小麦アレルギー体験記——醤油・パン・パスタの罠、グルテンフリー生活のリアル
「醤油をかけるだけで症状が出る」——小麦アレルギーは日本の食文化において最も管理が難しいアレルギーの一つだ。パン・ラーメン・うどんなどの主食だけでなく、醤油・味噌・天ぷら粉・カレールーなど、日本料理の基礎調味料や料理法の多くに小麦が含まれているからだ。本記事では小麦アレルギー患者の体験談をもとに、グルテンフリー生活の実践的な対処法を紹介する。
1. 小麦アレルギーとセリアック病・グルテン不耐症の違い
小麦アレルギー(IgE型)はアナフィラキシーを起こす即時型反応、セリアック病は自己免疫疾患で小腸の絨毛が破壊される、非セリアック性グルテン不耐症は腹部症状・倦怠感が出るが抗体は関与しない——この三者は原因も治療も異なる。
2. 醤油に含まれる小麦——和食文化との苦闘
一般的な醤油は大豆と小麦を約1:1の割合で発酵させて作られており、小麦を含む。体験者(20代男性):「外食で『和食なら安全』と思っていたら大間違いでした。焼き魚に醤油がかかっているだけで口の中が痒くなる。刺身のたれも、焼きとりのタレも、全部醤油ベース。日本で外食するのは本当に大変です。」小麦不使用醤油としてたまり醤油・ヤマサ昆布しょうゆ小麦不使用などが入手できる。
3. 小麦が隠れている食品リスト
多くのウスターソース・カレールー・シチュールー・練り製品・油揚げ・アイスクリームのウエハース・インスタント食品の素など、意外な食品に小麦が含まれている。成分表示の徹底確認が必須だ。

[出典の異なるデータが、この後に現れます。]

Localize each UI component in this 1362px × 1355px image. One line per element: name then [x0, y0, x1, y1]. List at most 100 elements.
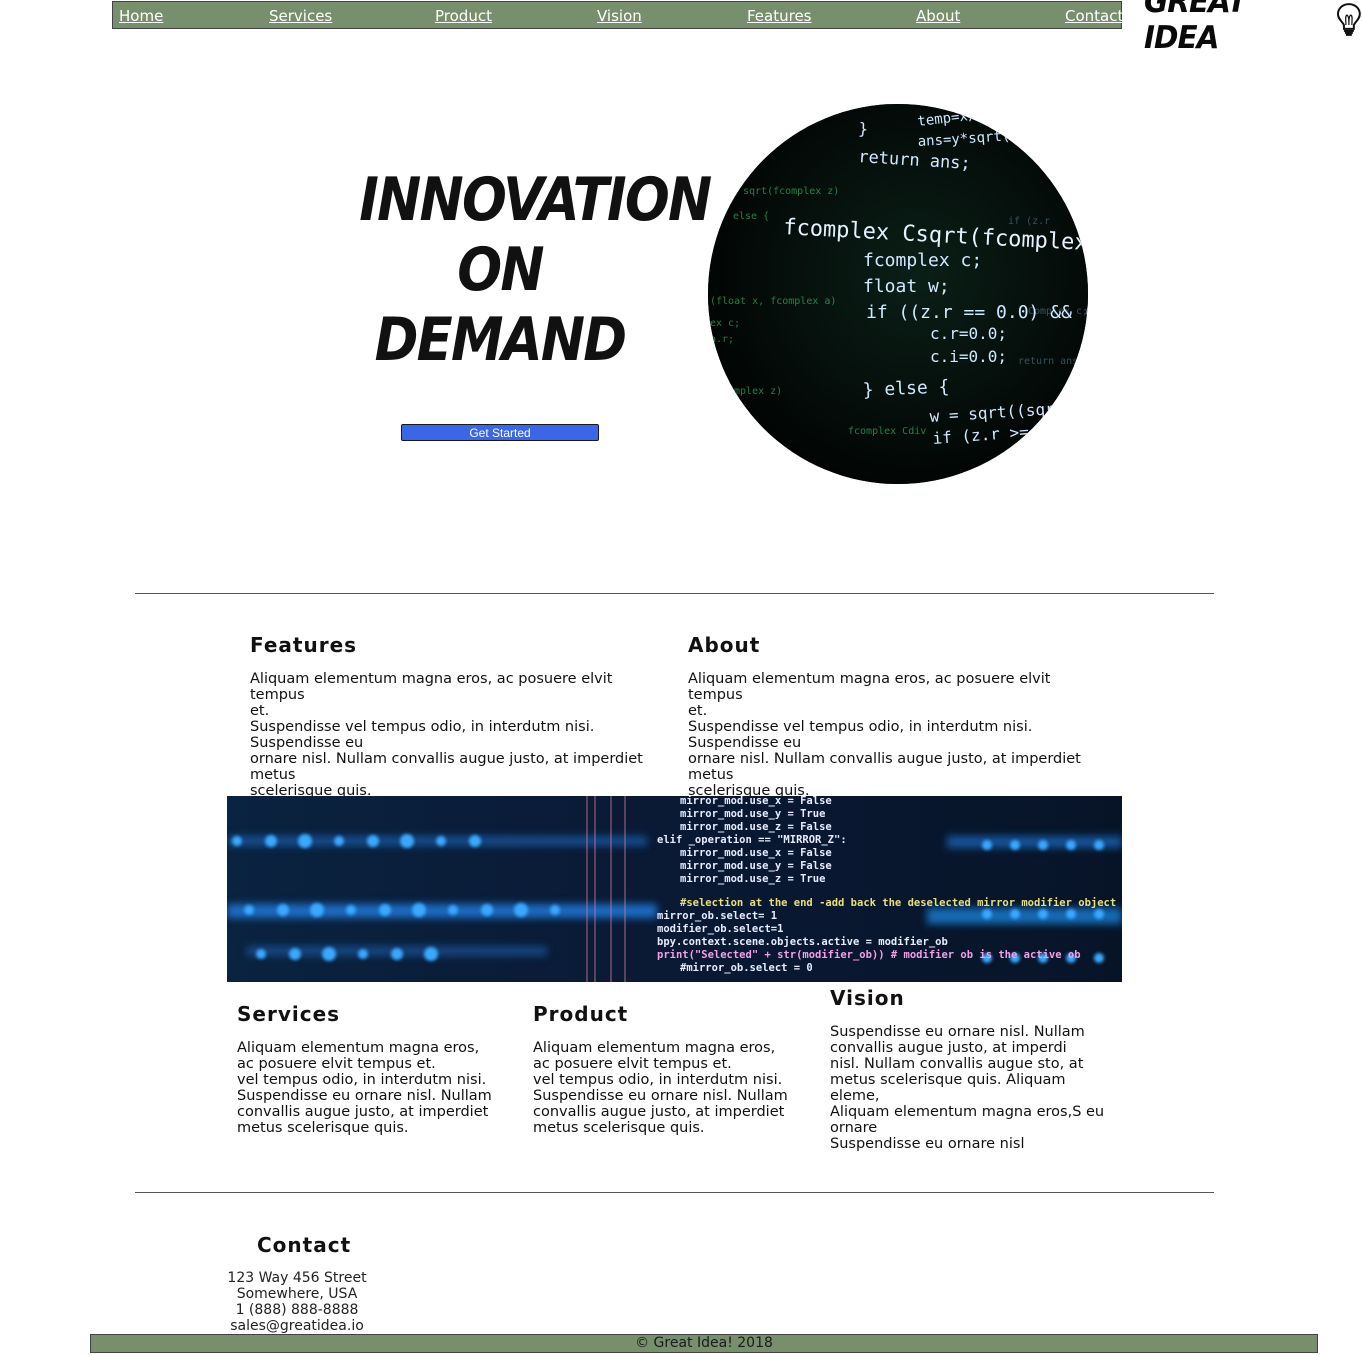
nav-contact[interactable]: Contact [1065, 7, 1123, 25]
product-line: metus scelerisque quis. [533, 1120, 705, 1136]
logo-text: GREAT IDEA [1144, 0, 1247, 56]
bokeh-dot [448, 905, 458, 915]
vision-line: Suspendisse eu ornare nisl. Nullam [830, 1024, 1085, 1040]
nav-about[interactable]: About [916, 7, 960, 25]
product-line: Aliquam elementum magna eros, [533, 1040, 776, 1056]
contact-city-line: Somewhere, USA [236, 1286, 358, 1302]
bokeh-dot [1038, 909, 1048, 919]
lightbulb-icon [1337, 3, 1362, 36]
hero-title-line: DEMAND [374, 305, 628, 375]
services-line: Suspendisse eu ornare nisl. Nullam [237, 1088, 492, 1104]
product-line: ac posuere elvit tempus et. [533, 1056, 732, 1072]
about-heading: About [688, 633, 761, 657]
product-text: Aliquam elementum magna eros, ac posuere… [533, 1040, 813, 1136]
bokeh-dot [1066, 840, 1076, 850]
bokeh-dot [436, 836, 446, 846]
vision-line: nisl. Nullam convallis augue sto, at [830, 1056, 1084, 1072]
code-line: elif _operation == "MIRROR_Z": [657, 834, 847, 846]
services-line: Aliquam elementum magna eros, [237, 1040, 480, 1056]
hero-code-graphic: sqrt(fcomplex z) else {(float x, fcomplex… [708, 104, 1088, 484]
features-line: ornare nisl. Nullam convallis augue just… [250, 751, 643, 767]
bokeh-dot [481, 904, 493, 916]
contact-phone[interactable]: 1 (888) 888-8888 [217, 1302, 377, 1318]
code-line: fcomplex Cdiv [848, 426, 926, 437]
bokeh-dot [310, 903, 324, 917]
nav-vision[interactable]: Vision [597, 7, 642, 25]
bokeh-dot [550, 905, 560, 915]
bokeh-dot [232, 836, 242, 846]
code-line: mirror_mod.use_x = False [680, 847, 832, 859]
code-line: fcomplex c; [863, 250, 982, 271]
hero-title: INNOVATION ON DEMAND [359, 165, 712, 375]
code-line: if ((z.r == 0.0) && (z.i == 0.0)) { [866, 302, 1088, 323]
vision-line: eleme, [830, 1088, 880, 1104]
bokeh-dot [265, 835, 277, 847]
features-line: Suspendisse vel tempus odio, in interdut… [250, 719, 595, 735]
footer: © Great Idea! 2018 [90, 1334, 1318, 1353]
code-banner-image: mirror_mod.use_x = False mirror_mod.use_y… [227, 796, 1122, 982]
bokeh-dot [298, 834, 312, 848]
nav-product[interactable]: Product [435, 7, 492, 25]
vision-line: metus scelerisque quis. Aliquam [830, 1072, 1066, 1088]
vision-line: convallis augue justo, at imperdi [830, 1040, 1067, 1056]
bokeh-dot [400, 834, 414, 848]
about-line: et. [688, 703, 708, 719]
bokeh-dot [346, 905, 356, 915]
code-line: bpy.context.scene.objects.active = modif… [657, 936, 948, 948]
banner-code-graphic: mirror_mod.use_x = False mirror_mod.use_y… [227, 796, 1122, 982]
code-line: mirror_mod.use_y = True [680, 808, 825, 820]
footer-copyright: © Great Idea! 2018 [635, 1335, 773, 1351]
nav-services[interactable]: Services [269, 7, 332, 25]
bokeh-dot [1094, 953, 1104, 963]
nav-home[interactable]: Home [119, 7, 163, 25]
about-line: ornare nisl. Nullam convallis augue just… [688, 751, 1081, 767]
code-line: a.r; [710, 334, 734, 345]
bokeh-dot [367, 835, 379, 847]
bokeh-dot [412, 903, 426, 917]
code-line: print("Selected" + str(modifier_ob)) # m… [657, 949, 1081, 961]
services-heading: Services [237, 1002, 341, 1026]
code-line: c.i=0.0; [930, 347, 1007, 366]
bokeh-dot [358, 949, 368, 959]
bokeh-dot [1038, 840, 1048, 850]
code-line: c.r=0.0; [930, 324, 1007, 343]
product-heading: Product [533, 1002, 629, 1026]
bokeh-dot [379, 904, 391, 916]
bokeh-dot [277, 904, 289, 916]
bokeh-dot [982, 909, 992, 919]
bokeh-dot [289, 948, 301, 960]
code-line: else { [733, 211, 769, 222]
features-line: metus [250, 767, 296, 783]
bokeh-dot [982, 840, 992, 850]
code-line: mirror_ob.select= 1 [657, 910, 777, 922]
code-line: #mirror_ob.select = 0 [680, 962, 813, 974]
bokeh-dot [469, 835, 481, 847]
code-line: if (z.r [1008, 216, 1050, 227]
bokeh-dot [391, 948, 403, 960]
bokeh-dot [424, 947, 438, 961]
features-heading: Features [250, 633, 358, 657]
hero-title-line: ON [457, 235, 544, 305]
bokeh-dot [256, 949, 266, 959]
features-text: Aliquam elementum magna eros, ac posuere… [250, 671, 670, 799]
logo[interactable]: GREAT IDEA [1144, 0, 1362, 56]
divider [135, 1192, 1214, 1193]
nav-features[interactable]: Features [747, 7, 812, 25]
vision-line: Suspendisse eu ornare nisl [830, 1136, 1025, 1152]
contact-email[interactable]: sales@greatidea.io [217, 1318, 377, 1334]
services-line: ac posuere elvit tempus et. [237, 1056, 436, 1072]
code-line: #selection at the end -add back the dese… [680, 897, 1116, 909]
bokeh-dot [322, 947, 336, 961]
product-line: Suspendisse eu ornare nisl. Nullam [533, 1088, 788, 1104]
bokeh-dot [334, 836, 344, 846]
about-line: Suspendisse vel tempus odio, in interdut… [688, 719, 1033, 735]
get-started-button[interactable]: Get Started [401, 424, 599, 441]
code-line: } [858, 119, 869, 139]
contact-heading: Contact [257, 1233, 352, 1257]
about-line: Aliquam elementum magna eros, ac posuere… [688, 671, 1051, 703]
bokeh-dot [514, 903, 528, 917]
vision-line: ornare [830, 1120, 878, 1136]
hero-code-image: sqrt(fcomplex z) else {(float x, fcomplex… [708, 104, 1088, 484]
services-line: metus scelerisque quis. [237, 1120, 409, 1136]
hero-title-line: INNOVATION [359, 165, 712, 235]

4. グルテンフリー生活の実践——代替食品と料理の工夫
小麦の代替として米・米粉(最も入手しやすい)・タピオカ粉・コーンスターチ・片栗粉・アーモンド粉などが活用できる。グルテンフリー醤油としてはCoca Aminos(ここなつアミノス)や魚醤(ナンプラー)も選択肢だ。
5. 運動誘発性アナフィラキシー(WDEIA)に注意
小麦を食べた後に運動することで重篤なアナフィラキシーが誘発される「小麦依存性運動誘発アナフィラキシー(WDEIA)」は見落とされやすい。主なアレルゲンはω-5グリアジンで、血液検査で判明する。食後4時間は激しい運動を避けることが対策となる。
6. グルテンフリー食品・対応食品
まとめ:小麦フリー生活は「制限」ではなく「選択」
適切な知識と代替食品の活用により、豊かで満足のいく食生活を送ることは十分可能だ。グルテンフリーの認知度が世界的に高まっている現在、対応食品の選択肢も着実に増えている。